Plus de 2.000 personnes se sont mobilisées aujourd'hui sur 15 plages du Pays basque

ETXERAT (7-8-2022). Un peu plus de 2.000 personnes se sont mobilisées aujourd'hui sur un total de 15 plages du Pays basque pour demander la fin de la politique pénitentiaire d'exception, sous le slogan "Stop à la politique d'exception".

En réponse à l'appel d'Etxerat, près d'une centaine de personnes se sont mobilisées sur la plage d'Hendaye, plus d'un millier sur les plages de Hondarribia, Donostia, Orio, Zarautz, Deba et Mutriku, et autant sur les plages d'Ondarroa, Lekeitio, Ea, Laga, Laida, Mundaka, Bakio et Muskiz.

C'est la lecture que nous avons faite ; 

Actuellement, 41 prisonnier.e.s sur un total de 180 prisonnier.e.s politiques basques se trouvent encore dans des prisons périphériques et d'autres prisons espagnoles éloignées, hors du Pays basque, tandis qu'il en reste 17 dans des prisons françaises.

Bien que nous puissions considérer que la situation, en général, s'est améliorée pour les prisonnier.e.s basques et leurs familles, le maintien de l'exceptionnalité pénitentiaire de la part des États espagnol et français est anachronique et, pire encore, il ignore la décision de la société basque d'avancer vers l'avenir de ce pays, car il préfère plaire à l'immobilisme vengeur de certains secteurs du pouvoir judiciaire, des politiciens, des médias et de certaines associations de victimes.

Près de onze ans après la fin du cycle de la violence au Pays basque, il est exceptionnel et anachronique qu'il y ait encore des prisonnier.e.s basques dans des prisons éloignées.
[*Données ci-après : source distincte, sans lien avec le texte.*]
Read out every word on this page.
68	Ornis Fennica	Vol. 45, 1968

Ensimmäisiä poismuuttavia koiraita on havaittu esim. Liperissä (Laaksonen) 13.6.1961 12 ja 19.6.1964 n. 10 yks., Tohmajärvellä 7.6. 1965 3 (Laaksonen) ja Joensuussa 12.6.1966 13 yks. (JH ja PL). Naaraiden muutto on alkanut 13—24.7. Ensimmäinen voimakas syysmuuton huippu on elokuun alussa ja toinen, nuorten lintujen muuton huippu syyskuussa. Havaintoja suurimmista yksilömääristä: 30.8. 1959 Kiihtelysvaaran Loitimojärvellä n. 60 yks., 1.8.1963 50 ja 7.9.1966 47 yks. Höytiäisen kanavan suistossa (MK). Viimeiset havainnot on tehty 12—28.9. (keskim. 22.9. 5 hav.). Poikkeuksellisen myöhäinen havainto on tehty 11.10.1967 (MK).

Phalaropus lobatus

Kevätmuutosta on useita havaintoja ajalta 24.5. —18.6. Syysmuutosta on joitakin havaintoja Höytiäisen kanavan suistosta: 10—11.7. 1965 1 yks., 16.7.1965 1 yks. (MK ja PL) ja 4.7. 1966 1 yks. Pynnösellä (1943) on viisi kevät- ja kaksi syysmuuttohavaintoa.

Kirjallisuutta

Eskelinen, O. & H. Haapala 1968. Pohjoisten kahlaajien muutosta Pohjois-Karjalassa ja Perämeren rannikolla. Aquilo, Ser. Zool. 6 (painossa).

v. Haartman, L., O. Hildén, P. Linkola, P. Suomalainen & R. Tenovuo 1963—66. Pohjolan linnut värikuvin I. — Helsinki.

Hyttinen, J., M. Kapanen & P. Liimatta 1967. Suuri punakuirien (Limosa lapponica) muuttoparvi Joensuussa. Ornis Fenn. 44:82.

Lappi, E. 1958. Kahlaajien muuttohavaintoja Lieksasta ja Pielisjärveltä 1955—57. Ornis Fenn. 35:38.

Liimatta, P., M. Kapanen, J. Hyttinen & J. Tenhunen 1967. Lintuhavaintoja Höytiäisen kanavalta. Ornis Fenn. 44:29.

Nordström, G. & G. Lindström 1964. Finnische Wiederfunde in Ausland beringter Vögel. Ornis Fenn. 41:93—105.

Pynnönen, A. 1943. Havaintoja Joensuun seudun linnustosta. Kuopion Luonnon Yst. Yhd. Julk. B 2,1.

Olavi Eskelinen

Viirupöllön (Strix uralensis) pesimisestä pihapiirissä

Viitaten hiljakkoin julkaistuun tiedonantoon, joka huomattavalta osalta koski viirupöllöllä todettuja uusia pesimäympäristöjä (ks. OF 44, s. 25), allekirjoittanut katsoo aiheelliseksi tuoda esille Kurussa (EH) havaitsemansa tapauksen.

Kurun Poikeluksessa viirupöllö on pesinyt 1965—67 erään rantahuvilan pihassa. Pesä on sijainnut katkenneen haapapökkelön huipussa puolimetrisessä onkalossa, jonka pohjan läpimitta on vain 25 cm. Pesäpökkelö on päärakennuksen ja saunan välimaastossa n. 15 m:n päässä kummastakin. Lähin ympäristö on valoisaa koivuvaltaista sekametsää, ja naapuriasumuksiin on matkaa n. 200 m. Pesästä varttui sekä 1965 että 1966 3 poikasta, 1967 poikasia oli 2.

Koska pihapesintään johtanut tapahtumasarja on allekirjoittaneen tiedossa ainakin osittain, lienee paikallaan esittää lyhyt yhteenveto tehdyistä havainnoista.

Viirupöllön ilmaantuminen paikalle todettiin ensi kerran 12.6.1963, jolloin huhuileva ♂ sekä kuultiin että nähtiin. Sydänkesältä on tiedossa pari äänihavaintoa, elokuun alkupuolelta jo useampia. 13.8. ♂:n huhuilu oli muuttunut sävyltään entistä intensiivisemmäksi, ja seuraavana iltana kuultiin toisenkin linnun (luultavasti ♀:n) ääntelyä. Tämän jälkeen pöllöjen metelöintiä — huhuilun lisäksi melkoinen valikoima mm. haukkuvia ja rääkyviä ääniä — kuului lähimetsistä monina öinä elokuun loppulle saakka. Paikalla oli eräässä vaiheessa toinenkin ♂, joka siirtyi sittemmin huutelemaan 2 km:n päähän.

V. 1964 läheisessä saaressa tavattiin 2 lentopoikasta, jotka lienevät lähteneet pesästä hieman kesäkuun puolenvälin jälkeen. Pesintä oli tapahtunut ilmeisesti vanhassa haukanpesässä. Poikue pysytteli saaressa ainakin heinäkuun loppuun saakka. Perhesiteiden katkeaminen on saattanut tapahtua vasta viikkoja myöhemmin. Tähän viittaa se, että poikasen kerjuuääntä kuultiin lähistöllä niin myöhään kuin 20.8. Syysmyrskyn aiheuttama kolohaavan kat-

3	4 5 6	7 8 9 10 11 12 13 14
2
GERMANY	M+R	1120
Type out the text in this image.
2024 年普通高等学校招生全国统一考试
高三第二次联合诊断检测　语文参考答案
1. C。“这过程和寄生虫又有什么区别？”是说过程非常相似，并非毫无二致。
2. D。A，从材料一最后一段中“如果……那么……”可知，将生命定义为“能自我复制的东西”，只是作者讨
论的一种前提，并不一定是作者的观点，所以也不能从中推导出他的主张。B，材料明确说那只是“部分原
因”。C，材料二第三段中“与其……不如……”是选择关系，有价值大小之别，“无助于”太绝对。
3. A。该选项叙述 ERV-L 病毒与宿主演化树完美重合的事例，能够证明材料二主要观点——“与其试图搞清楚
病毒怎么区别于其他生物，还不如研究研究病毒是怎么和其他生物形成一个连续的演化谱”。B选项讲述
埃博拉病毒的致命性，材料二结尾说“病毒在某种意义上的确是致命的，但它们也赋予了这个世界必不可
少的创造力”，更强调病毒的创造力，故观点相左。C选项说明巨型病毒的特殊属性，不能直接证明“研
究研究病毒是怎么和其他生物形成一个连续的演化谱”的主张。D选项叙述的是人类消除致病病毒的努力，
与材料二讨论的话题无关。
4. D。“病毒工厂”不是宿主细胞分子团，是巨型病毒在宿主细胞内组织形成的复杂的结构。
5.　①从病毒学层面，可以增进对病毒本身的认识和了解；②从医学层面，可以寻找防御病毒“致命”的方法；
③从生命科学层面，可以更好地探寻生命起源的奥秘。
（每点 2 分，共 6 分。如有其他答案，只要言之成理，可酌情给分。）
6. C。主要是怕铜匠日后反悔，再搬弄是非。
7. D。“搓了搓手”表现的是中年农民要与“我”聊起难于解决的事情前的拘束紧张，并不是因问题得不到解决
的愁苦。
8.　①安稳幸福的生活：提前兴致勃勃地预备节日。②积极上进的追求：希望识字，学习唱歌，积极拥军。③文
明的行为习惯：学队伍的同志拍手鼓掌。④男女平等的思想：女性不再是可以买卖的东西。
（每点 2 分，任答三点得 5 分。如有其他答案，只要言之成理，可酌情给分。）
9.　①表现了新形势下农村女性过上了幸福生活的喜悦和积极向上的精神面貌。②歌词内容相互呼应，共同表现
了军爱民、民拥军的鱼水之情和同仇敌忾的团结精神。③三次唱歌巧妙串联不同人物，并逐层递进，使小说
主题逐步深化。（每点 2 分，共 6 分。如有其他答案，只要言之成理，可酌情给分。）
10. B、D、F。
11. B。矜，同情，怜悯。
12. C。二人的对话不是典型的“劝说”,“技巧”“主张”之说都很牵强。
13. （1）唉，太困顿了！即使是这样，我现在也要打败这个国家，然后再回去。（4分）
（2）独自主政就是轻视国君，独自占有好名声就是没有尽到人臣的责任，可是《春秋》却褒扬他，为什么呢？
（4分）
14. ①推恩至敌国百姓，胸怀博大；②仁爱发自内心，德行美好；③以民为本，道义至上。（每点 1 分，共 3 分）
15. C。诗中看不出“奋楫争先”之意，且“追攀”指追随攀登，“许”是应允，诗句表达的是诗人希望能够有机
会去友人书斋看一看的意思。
Il est également exceptionnel et anachronique que 17 prisonnier.e.s atteints de maladies graves et incurables ne soient pas libérés immédiatement, tout comme les 7 prisonnier.e.s basques âgés de plus de 70 ans. Jakes Esnal, Ion Kepa Parot et Unai Parot, en prison pendant plus de 32 ans, ne doivent pas rester en prison un jour de plus ; il est temps de faciliter le retour des 24 exilés et des 8 déportés politiques.

Il est contraire à la loi que seuls 6 prisonnier.r.s bénéficient de permissions de sortie, alors que si le droit commun leur était appliqué, 151 prisonnier.e.s devraient pouvoir en bénéficier en raison du temps qu'ils et elle ont passé en prison. C'est aussi du fait de ce maintien de l'exceptionnalité et de la revanche que seuls 27 prisonnier.e.s sont classé.e.s en troisième grade, alors que 122 devraient l'être.

Aujourd'hui, dans cette mobilisation sur la côte du Pays basque, nous exhortons la société basque, les agents politiques et sociaux, à continuer à parier sur l'avenir de ce pays. La société basque ne peut être condamnée à retarder indéfiniment la résolution et la construction du vire ensemble.